The chip delivers 30 PetaFLOPS of NVFP4 compute performance on a monolithic die with 128 GB of GDDR7 memory.
The device is designed to process disaggregated inference – the two distinct phases of inference consisting of the context phase and the generation phase.
The context phase is compute-bound, requiring high-throughput processing to ingest and analyse large volumes of input data to produce the first token output result.
The generation phase is memory bandwidth-bound, relying on fast memory transfers and high-speed interconnects, such as NVLink, to sustain token-by-token output performance.
Disaggregated inference enables these phases to be processed independently, enabling targeted optimisation of compute and memory resources.

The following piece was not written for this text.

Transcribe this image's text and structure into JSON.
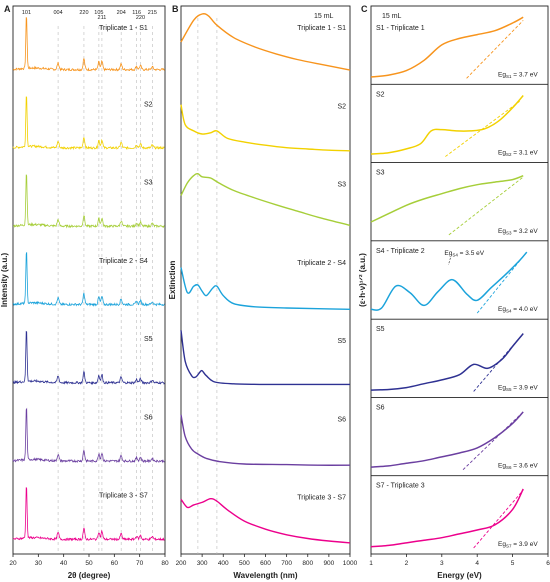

This architectural shift improves throughput, reduces latency, and enhances overall resource utilisation.
The Rubin CPX integrates with NVIDIA Vera CPUs and Rubin GPUs in the NVIDIA Vera Rubin NVL144 CPX platform.
This NVIDIA MGX system delivers 8 exaflops of AI compute to provide 7.5x more AI performance than NVIDIA GB300 NVL72 systems, as well as 100TB of fast memory and 1.7 petabytes per second of memory bandwidth in a single rack.
A dedicated Rubin CPX compute tray will also be offered for customers looking to reuse existing Vera Rubin 144 systems.
“The Vera Rubin platform will mark another leap in the frontier of AI computing — introducing both the next-generation Rubin GPU and a new category of processors called CPX,” says Jensen Huang, founder and CEO of NVIDIA, “just as RTX revolutionised graphics and physical AI, Rubin CPX is the first CUDA GPU purpose-built for massive-context AI, where models reason across millions of tokens of knowledge at once.”